Libertarians have occasionally pointed to feudalism as a society founded upon our ideal of “personal and voluntary bonds” rather than “bureaucratic and compulsory bonds.” 3 This is plausible, at least on its face. Libertarians have long advanced the idea of legal polycentricity, arguing that there is no need for a court of last resort or a clearly defined hierarchy of legal authorities. Feudalism bears many of the superficial features of a libertarian legal and political system: a government based on a highly decentralized network of contracts between private individuals. The system furthermore has clear “analogies with barter economics,” parties contracting for exchanges of “duties, protections and services.” 4
Still, the usefulness of such analogies, their capacity to clarify or to suggest the possibility of a libertarian private law society in the future, is limited by the fact that feudal dealings, though existing outside of the state in its modern sense, were nevertheless far from libertarian. As noted above, the important metric for libertarians is (or ought to be) the presence or absence of coercion (or aggression, violence, authority, etc.). That traditional governmental powers under feudalism were not commanded by the modern state is therefore not necessarily helpful in our effort to dispose the normative question of importance to us as libertarians: was feudal government built upon voluntary relationships and trades in the way prescribed by the normative theory of libertarianism. In his discussion of the feudal political order in The Ethics of Liberty, Murray Rothbard argues that feudal landlords were land monopolists, aggressors whose claims to the land were based on predatory conquest. For Rothbard, applying a classic Lockean standard of acquisition and ownership, the land belongs to those “engaged in transforming the soil,” the poor, dispossessed peasants who lived a life of hard manual labor. We find that the complex of agreements to which we apply the label feudalism, while certainly private, is in no way voluntary, arising in a context shaped by systematic historical violence. Contrary to popular belief, then, the public-private distinction is not the libertarian’s primary criterion, at least not without a further inquiry into what exactly the distinction means in context. Developing a more sophisticated understanding of the political history of feudalism can help us isolate the principles of libertarian thinking, both abstract and practical. Feudal realities test our reliance on crude dichotomies and easy explanations. Private property, contracts, and the lack of the modern state’s monopoly power may be necessary characteristics of a future libertarian society, but it seems that they are not sufficient.

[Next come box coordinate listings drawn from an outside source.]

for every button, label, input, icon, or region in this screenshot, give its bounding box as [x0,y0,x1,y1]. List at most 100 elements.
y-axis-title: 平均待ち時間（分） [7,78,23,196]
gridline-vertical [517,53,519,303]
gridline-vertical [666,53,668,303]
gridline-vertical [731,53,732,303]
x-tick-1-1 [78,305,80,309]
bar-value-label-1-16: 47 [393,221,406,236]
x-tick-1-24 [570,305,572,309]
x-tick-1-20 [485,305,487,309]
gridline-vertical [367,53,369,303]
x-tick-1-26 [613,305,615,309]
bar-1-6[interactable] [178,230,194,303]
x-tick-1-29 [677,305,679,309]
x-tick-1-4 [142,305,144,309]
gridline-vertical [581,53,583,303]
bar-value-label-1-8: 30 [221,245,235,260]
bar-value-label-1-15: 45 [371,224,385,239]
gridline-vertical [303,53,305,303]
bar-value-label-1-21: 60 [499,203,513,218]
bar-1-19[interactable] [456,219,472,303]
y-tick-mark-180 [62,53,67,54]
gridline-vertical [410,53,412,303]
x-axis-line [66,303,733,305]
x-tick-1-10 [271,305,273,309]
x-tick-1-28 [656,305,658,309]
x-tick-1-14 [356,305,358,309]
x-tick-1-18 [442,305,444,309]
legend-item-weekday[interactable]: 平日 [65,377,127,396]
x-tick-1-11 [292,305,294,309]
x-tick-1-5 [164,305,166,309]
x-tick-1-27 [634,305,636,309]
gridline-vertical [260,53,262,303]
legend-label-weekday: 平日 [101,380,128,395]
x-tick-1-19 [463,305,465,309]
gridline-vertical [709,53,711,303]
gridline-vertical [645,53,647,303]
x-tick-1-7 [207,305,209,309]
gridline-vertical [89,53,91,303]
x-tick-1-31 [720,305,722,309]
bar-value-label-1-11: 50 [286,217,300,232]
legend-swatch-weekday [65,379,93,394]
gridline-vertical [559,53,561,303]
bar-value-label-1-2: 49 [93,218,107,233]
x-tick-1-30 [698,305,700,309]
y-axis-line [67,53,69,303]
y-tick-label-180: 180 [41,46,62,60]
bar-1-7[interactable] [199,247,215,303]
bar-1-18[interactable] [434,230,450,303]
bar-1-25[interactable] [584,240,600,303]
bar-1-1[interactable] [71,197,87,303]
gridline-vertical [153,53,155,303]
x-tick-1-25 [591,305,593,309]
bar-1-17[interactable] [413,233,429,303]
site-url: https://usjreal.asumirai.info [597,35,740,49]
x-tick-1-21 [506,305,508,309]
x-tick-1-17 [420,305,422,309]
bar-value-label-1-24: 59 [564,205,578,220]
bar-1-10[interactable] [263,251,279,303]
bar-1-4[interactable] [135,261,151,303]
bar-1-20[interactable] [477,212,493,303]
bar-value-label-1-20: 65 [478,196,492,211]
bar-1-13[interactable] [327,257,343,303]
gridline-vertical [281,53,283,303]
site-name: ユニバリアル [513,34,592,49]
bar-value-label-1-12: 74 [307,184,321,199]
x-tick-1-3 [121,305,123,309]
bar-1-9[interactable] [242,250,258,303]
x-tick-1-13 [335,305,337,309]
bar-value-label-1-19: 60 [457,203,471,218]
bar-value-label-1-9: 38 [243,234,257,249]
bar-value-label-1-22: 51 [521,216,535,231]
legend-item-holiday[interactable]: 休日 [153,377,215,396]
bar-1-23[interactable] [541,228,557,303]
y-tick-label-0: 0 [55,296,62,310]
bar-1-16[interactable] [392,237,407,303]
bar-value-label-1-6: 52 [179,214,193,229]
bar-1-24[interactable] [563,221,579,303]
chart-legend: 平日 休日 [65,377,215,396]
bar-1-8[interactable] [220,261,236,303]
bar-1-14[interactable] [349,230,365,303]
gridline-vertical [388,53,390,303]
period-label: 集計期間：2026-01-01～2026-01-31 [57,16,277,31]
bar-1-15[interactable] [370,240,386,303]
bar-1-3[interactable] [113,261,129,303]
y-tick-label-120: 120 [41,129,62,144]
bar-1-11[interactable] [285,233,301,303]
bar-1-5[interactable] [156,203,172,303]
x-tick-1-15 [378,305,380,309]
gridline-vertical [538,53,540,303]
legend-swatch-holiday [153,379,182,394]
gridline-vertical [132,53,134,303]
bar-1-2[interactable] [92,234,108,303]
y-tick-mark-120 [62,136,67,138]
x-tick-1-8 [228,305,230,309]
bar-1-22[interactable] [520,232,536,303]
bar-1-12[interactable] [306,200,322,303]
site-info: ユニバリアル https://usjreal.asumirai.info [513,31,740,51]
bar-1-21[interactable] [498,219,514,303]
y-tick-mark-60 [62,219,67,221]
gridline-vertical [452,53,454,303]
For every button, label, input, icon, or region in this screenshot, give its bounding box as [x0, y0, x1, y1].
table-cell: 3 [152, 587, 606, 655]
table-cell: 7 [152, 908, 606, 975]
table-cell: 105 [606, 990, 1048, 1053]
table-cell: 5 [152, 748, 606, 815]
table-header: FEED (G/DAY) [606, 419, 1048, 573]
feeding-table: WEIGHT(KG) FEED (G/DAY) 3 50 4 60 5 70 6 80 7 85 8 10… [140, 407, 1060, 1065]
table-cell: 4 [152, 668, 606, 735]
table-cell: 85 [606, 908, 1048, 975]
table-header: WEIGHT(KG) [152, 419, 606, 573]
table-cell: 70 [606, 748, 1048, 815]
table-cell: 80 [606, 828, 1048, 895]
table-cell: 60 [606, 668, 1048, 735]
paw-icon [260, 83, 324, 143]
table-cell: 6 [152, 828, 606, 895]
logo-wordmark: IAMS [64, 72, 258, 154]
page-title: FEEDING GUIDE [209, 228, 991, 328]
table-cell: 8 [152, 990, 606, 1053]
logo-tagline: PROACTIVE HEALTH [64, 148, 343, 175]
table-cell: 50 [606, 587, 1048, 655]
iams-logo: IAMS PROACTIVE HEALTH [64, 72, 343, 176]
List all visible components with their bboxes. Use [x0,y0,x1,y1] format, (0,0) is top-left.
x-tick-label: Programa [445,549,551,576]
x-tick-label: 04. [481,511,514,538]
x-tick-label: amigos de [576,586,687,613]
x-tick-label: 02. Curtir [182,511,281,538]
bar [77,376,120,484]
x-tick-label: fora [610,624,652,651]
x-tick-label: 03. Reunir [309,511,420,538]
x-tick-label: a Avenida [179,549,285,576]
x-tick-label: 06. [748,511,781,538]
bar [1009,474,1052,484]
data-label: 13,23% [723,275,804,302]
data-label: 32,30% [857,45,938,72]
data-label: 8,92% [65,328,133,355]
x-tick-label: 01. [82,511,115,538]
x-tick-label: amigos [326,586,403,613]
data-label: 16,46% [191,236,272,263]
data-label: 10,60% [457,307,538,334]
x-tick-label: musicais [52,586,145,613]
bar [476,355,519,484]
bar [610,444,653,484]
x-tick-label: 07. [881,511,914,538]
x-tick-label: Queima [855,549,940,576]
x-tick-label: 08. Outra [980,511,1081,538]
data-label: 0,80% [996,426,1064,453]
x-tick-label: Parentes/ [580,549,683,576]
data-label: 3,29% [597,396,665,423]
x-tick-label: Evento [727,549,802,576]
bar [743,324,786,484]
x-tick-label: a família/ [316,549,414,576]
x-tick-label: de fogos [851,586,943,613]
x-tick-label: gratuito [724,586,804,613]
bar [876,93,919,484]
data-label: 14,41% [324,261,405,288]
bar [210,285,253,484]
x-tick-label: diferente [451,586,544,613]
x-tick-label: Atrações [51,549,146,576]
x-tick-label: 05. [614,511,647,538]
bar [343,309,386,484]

1. As Christopher W. Morris observes, “No single agency controlled, or could possibly control, political life in the ways now routine for modern states.”
2. John Snape, “The ‘Sinews of the State’: Historical Justifications for Taxes and Tax Law,” in Philosophical F.oundations of Tax Law, edited by Monica Bhandari (Oxford University Press 2017).
3. Ryan McMaken, “Feudalism: A System of Private Law.”
4. Hendrik Spruyt’s The Sovereign State and Its Competitors: An Analysis of Systems Change as quoted in Ryan McMaken’s “Feudalism: A System of Private Law.”